Produits pétroliers : bientôt une nouvelle raffinerie à Kribi

Le Projet Tank Farm de Kribi (CSTAR), implémenté la Société Nationale des Hydrocarbures (SNH), avec l’appui de ses partenaires : Tradex, Ariana Énergy et le Consortium RCG, lancé officiellement, le 17 juillet 2025 à Lolabé par Kribi, intègre la construction d’un terminal de stockage des réserves stratégiques de carburant (gasoil, essence, jet A1, kérosène et HFO), et une raffinerie moderne intégrée de traitement de 30 000 barils/jour.

Le Cameroun veut donc désormais transformer localement son pétrole lourd. C’est du moins l’ambition que se donne le Projet Tank Farm de Kribi (CSTAR), implémenté la Société Nationale des Hydrocarbures (SNH), avec l’appui de ses partenaires : Tradex, Ariana Énergy et le Consortium RCG.  Ce  Projet, outre la construction d’un terminal de stockage des réserves stratégiques de carburant (gasoil, essence, jet A1, kérosène et HFO), d’une capacité initiale de 250 000 m³ à 300 000 m³, extensible par la suite, entend doter le pays d’une raffinerie moderne intégrée de traitement de 30 000 barils/jour ; pour un coût global d’environ 115 milliards de FCFA, à mettre en service d’ici juin 2028.

Pour la SNH, il est question de doter le pays d’infrastructures modernes de qualité, capables de doper l’attractivité du pays. Dans cette dynamique et « prenant en compte la situation que traverse notre pays en matière d’approvisionnement en produits pétroliers, et notamment face aux coûts des importations, la SNH a choisi d’orienter prioritairement son action vers la disponibilité permanente de l’énergie au Cameroun », comme l’a précisé Nathalie Moudiki, représentante de l’Administrateur Directeur général de la Société nationale des hydrocarbures.

Réduire les importations

En effet, le Projet CSTAR Refinery, qui sera implanté sur un terrain de 250 hectares dans le village Lolabé, dans la zone portuaire de Kribi, devrait permettre la réduction de 30% des importations de produits finis, avec une économie annuelle de 750 millions de dollars US pour l’État du Cameroun. Avec en plus des recettes additionnelles de 250 millions de dollars US issues des exportations de carburants marins. Plus de 2000 emplois directs et 5000 emplois indirects, avec un transfert de compétences au bénéfice des ingénieurs et techniciens locaux. Il faut rappeler qu’en 2023 par exemple, les importations par le Cameroun du pétrole brut, ont a avoisiné un montant d’environ 5 000 milliards de FCFA, selon les données de l’Institut National de la Statistique (INS), dans sa Note sur le commerce extérieur.
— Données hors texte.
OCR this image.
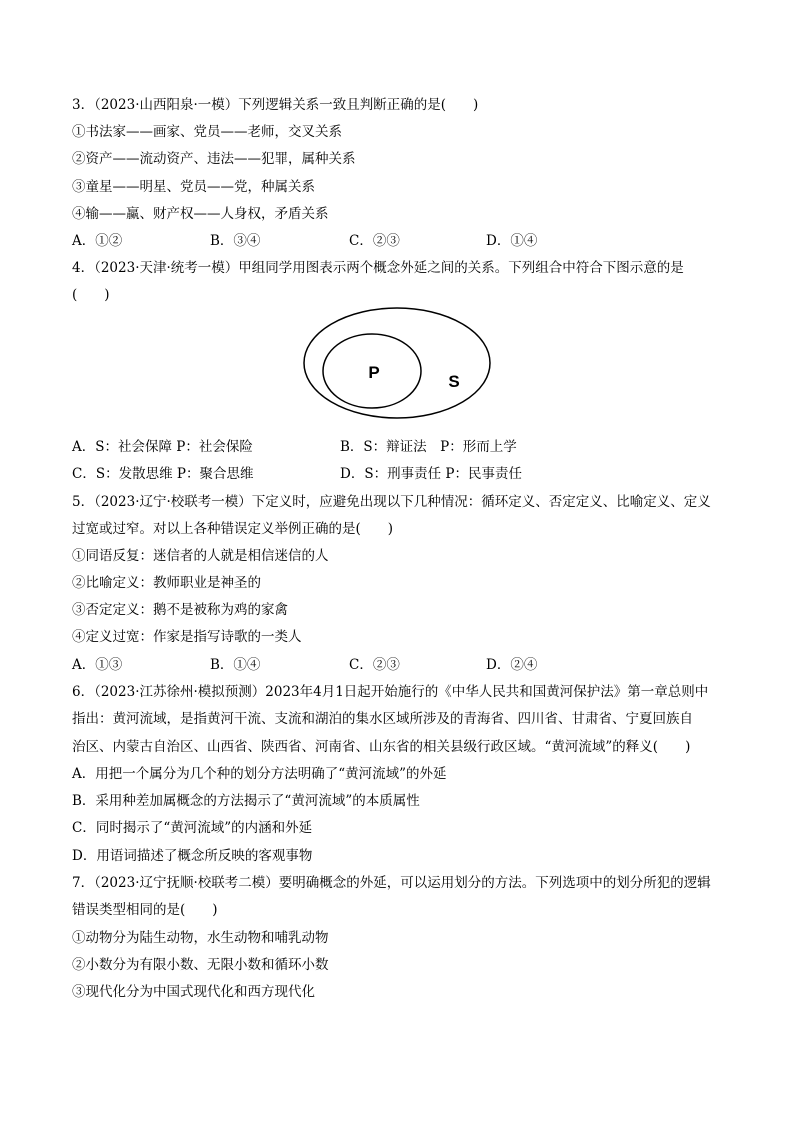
3．（2023·山西阳泉·一模）下列逻辑关系一致且判断正确的是(　　)
①书法家——画家、党员——老师，交叉关系
②资产——流动资产、违法——犯罪，属种关系
③童星——明星、党员——党，种属关系
④输——赢、财产权——人身权，矛盾关系
A．①②	B．③④	C．②③	D．①④
4．（2023·天津·统考一模）甲组同学用图表示两个概念外延之间的关系。下列组合中符合下图示意的是
(　　)
P	S
A．S：社会保障 P：社会保险	B．S：辩证法　P：形而上学
C．S：发散思维 P：聚合思维	D．S：刑事责任 P：民事责任
5．（2023·辽宁·校联考一模）下定义时，应避免出现以下几种情况：循环定义、否定定义、比喻定义、定义
过宽或过窄。对以上各种错误定义举例正确的是(　　)
①同语反复：迷信者的人就是相信迷信的人
②比喻定义：教师职业是神圣的
③否定定义：鹅不是被称为鸡的家禽
④定义过宽：作家是指写诗歌的一类人
A．①③	B．①④	C．②③	D．②④
6．（2023·江苏徐州·模拟预测）2023年4月1日起开始施行的《中华人民共和国黄河保护法》第一章总则中
指出：黄河流域，是指黄河干流、支流和湖泊的集水区域所涉及的青海省、四川省、甘肃省、宁夏回族自
治区、内蒙古自治区、山西省、陕西省、河南省、山东省的相关县级行政区域。“黄河流域”的释义(　　)
A．用把一个属分为几个种的划分方法明确了“黄河流域”的外延
B．采用种差加属概念的方法揭示了“黄河流域”的本质属性
C．同时揭示了“黄河流域”的内涵和外延
D．用语词描述了概念所反映的客观事物
7．（2023·辽宁抚顺·校联考二模）要明确概念的外延，可以运用划分的方法。下列选项中的划分所犯的逻辑
错误类型相同的是(　　)
①动物分为陆生动物，水生动物和哺乳动物
②小数分为有限小数、无限小数和循环小数
③现代化分为中国式现代化和西方现代化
Renforcer les capacités locales de stockage en produits pétroliers

L’on note que pour une demande nationale estimée à 1,9 million de tonnes métriques par an, la capacité actuelle de stockage des produits pétroliers au Cameroun est d’environ 270 000 m³. Ce qui est jugé très inférieur au seuil requis pour satisfaire les exigences réglementaires, qui imposent des stocks de sécurité équivalant à 30 jours de consommation et des stocks commerciaux pour 15 jours. Soit une capacité totale de stockage de 470 000 m³ nécessaires.

Il est donc question, à travers ce projet, de renforcer la résilience du système d’approvisionnement du marché camerounais en produits pétroliers, fragilisé depuis quelques années à la fois par la fermeture de la SONARA depuis 2019, et par la saturation des installations de la SCDP. « Nous allons mettre notre expertise au service de votre pays pour que ces projets constituent une avancée majeure vers l’indépendance énergétique. Nous sommes convaincus que ce projet placera le Cameroun comme acteur clé dans le secteur énergétique de l’Afrique centrale. Pour y parvenir, notre groupe s’engage à livrer le projet dans les délais prévus, conformément aux normes techniques, environnementales et de sécurité internationale », a rassuré Azzam Makhlouf, Chairman Ariana Energy.